Diatomaceous earth (diatomite) is formed in the marine environment by siliceous shells of diatoms mixed with foraminifera. Are deposited in a lacustrine diatoms only giving rise to diatomaceous earth. If these rocks on the compaction mechanism is pushed they become harsh and generate the jasper.
Metamorphic rocks

The metamorphism is the recrystallization in the solid state of a pre-existing rock as a result of important
variations of temperature and pressure. Result of this process precisely the metamorphic rocks are formed from pre-existing rocks that have undergone changes in the mineralogical composition, or at least in structure and texture, due to the change of temperature and pressure to the baseline condition in which they were formed. It 'well known that, up to a certain depth, there is a
increase of temperature varying between 10 ° C and 30 ° C for each kilometer and this is called the geothermal gradient. Parallel to the temperature also increases the value of the pressure.

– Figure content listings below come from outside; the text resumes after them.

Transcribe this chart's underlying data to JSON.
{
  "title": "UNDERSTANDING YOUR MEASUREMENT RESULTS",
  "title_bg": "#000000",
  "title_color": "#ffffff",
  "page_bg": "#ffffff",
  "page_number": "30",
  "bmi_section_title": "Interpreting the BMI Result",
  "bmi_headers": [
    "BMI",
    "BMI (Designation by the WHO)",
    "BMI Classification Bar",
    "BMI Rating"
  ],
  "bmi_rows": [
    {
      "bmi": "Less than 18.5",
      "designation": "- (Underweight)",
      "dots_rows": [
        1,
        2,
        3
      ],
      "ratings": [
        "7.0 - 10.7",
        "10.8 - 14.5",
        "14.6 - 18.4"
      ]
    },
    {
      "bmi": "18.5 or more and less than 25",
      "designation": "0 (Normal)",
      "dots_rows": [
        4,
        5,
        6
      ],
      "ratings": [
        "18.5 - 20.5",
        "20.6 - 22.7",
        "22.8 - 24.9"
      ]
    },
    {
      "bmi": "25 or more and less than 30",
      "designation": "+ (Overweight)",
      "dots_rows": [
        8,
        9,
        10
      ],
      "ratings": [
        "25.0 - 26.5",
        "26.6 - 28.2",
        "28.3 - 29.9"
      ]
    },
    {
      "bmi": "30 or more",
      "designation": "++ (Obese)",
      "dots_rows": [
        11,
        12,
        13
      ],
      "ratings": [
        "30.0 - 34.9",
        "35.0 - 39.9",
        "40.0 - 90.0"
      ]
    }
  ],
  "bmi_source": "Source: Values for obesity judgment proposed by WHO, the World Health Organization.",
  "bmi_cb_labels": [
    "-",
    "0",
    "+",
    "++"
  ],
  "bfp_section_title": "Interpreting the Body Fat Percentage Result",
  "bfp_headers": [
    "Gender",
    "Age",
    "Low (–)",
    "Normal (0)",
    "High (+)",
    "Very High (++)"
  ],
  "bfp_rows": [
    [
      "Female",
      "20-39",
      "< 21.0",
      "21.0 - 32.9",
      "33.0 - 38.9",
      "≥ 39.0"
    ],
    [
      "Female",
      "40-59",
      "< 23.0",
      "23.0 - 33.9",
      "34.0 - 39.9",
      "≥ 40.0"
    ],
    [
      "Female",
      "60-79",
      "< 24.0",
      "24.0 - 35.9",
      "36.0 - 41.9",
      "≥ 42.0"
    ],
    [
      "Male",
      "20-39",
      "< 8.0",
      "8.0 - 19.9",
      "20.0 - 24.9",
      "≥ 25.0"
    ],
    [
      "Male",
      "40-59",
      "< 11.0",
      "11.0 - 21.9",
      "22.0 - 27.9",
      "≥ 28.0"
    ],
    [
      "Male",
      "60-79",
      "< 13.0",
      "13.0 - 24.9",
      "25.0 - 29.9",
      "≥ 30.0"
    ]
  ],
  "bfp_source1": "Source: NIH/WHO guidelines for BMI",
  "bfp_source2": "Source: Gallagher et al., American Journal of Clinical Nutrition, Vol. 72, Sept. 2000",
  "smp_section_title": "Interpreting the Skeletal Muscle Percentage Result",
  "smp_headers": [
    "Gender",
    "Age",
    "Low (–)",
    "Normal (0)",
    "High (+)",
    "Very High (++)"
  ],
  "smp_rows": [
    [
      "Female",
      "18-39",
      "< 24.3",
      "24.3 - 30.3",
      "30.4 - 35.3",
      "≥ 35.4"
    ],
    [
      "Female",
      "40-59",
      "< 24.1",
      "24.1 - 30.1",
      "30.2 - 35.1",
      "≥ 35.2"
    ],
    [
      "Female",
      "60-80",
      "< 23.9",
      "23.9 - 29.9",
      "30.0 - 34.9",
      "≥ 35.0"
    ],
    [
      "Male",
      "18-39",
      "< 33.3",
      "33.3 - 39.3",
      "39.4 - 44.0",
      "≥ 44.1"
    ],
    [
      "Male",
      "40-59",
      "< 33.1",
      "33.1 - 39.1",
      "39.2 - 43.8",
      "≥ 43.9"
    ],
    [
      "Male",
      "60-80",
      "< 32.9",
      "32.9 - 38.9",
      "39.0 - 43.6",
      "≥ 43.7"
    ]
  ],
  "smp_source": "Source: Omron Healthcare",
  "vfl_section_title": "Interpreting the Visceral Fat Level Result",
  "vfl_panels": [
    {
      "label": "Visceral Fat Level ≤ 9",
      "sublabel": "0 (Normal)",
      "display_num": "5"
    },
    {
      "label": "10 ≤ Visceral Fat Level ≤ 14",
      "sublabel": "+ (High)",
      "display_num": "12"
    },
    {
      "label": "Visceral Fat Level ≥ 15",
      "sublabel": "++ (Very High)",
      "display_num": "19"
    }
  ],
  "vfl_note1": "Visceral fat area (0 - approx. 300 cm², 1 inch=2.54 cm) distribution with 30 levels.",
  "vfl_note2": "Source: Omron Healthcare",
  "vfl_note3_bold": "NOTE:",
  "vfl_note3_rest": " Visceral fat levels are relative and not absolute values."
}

In the interior of the Earth may also act, in some cases the pressures oriented according to particular
also called stress directions which give rise to various structures visible on the rock as the foliations
(Separation of the mineralogical components into layers of alternating light and dark color due to the different
concentration), lineations (orientation of the mineralogical components along lines parallel) and schistosity '(orientation of the mineralogical components second parallel surfaces).
Contact metamorphic rocks

Rocks are formed when any are in contact with magmatic masses in lifts. The heat
which is liberated during the cooling of magmatic mass causes a recrystallization of
minerals, more or less thrust depending on the temperature, without reaching the melting
of the rocks.

Metamorphic rocks cataclastiche
• They are rocks that are formed as a result of the pressures associated with movements oriented fracture of the earth's crust. During an earthquake along the fault plane along which rivers materials, the crystals undergo transformations due precisely to the pressure in the slip. The mylonites are rocks characteristics of this group.


Regional metamorphic rocks
The regional metamorphism, product contemporary and gradual rising of temperature and pressure in
result of the movement of subsidence and dislocation of the rocks of a wide area subject to subsidence, where the rocks are folded and uplifted to form mountain ranges. The roots of the great mountain ranges are mainly formed by rocks that have had this origin. The most characteristic feature of the rocks is the regional schistosity.